Getting back to basics can help you figure out where on your genitals you like to be touched, but there are also other erogenous zones worth exploring. “After we've gotten adjusted to masturbating, we kind of decide ‘here's our groove, here's what we're going to do,’ whether it's with fingers or with a vibrator,” Madeline Cooper, LCSW, an AASECT-certified sex therapist, tells SELF. In her therapy practice, Cooper likes to remind clients of a famous Friends episode in which Monica draws a picture of a woman's body, and Chandler is shocked when she labels not two, not three, but seven erogenous zones.

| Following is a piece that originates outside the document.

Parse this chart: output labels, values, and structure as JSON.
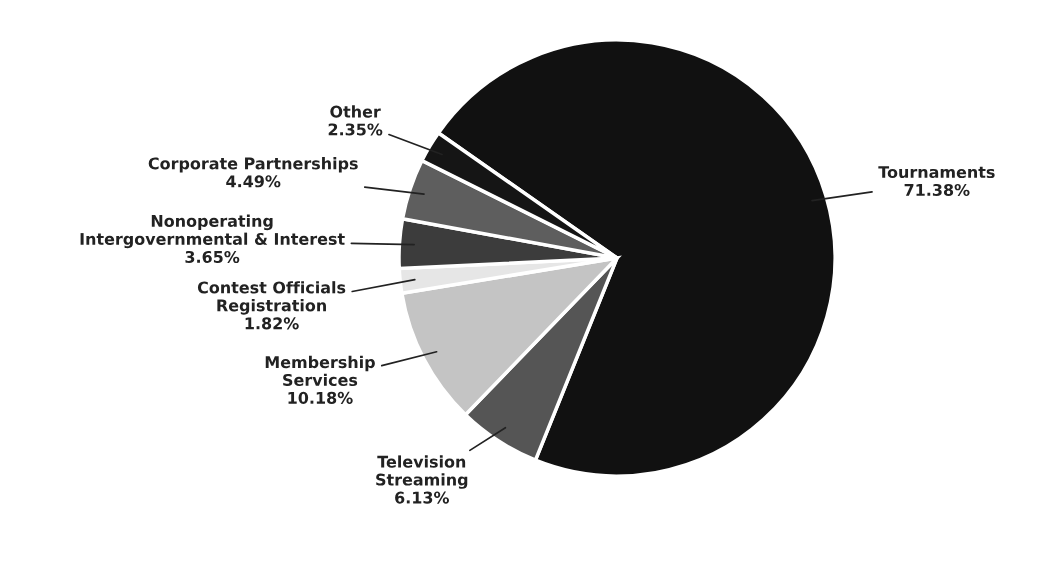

Many of us are like Chandler, even during solo sex. You might jump right to fingering yourself, bypassing areas like your nipples or other body parts. So if the pandemic has shaken you out of a vibrator-only masturbation routine, why not take it a step further and explore different parts of your body too?

If you’re unsure how to do that, Kahn suggests starting slowly. Remember that what feels right for someone else might not feel right for you, which is why it’s interesting to do this solo exploration. Kahn also suggests starting with something that will help you relax. You might grab some lotion or massage oil and ask yourself what it feels like as you work the product into body parts like your hands, arms, and legs, Kahn says, adding that this can help you become “more receptive to pleasurable sensations and touch.”

When you’re ready, move on to touching other parts of your body: your chest and nipples, the nape of your neck, your ears, your thighs, your stomach. You can even “touch parts of your body that you don’t think will bring you pleasure, just to see,” Kahn says.

Maybe you, like me, don’t enjoy direct touch on the most sensitive parts of your genitals. So try touching around those parts. Try putting pressure on your perineum (the bit of skin between your anus and other genitals). Try gently pulling on your labia or gently experimenting with direct anal play. Experiment with different strokes, speed, and pressure, adjusting according to whatever feels best to you.

Learning where and how you like to be touched can make partnered sex better too. After a few weeks of using my fingers to masturbate during stolen moments, I told my girlfriend that I’d been experimenting and I wanted to try fingering the next time we had sex. When we tried it, I knew exactly where to direct her fingers. There’s something to be said about knowing precisely how you want to feel during sex. So, as incredible as vibrators are (and trust me, I’m a big fan), if you’re curious about going back to the basics, give them a break once in a while.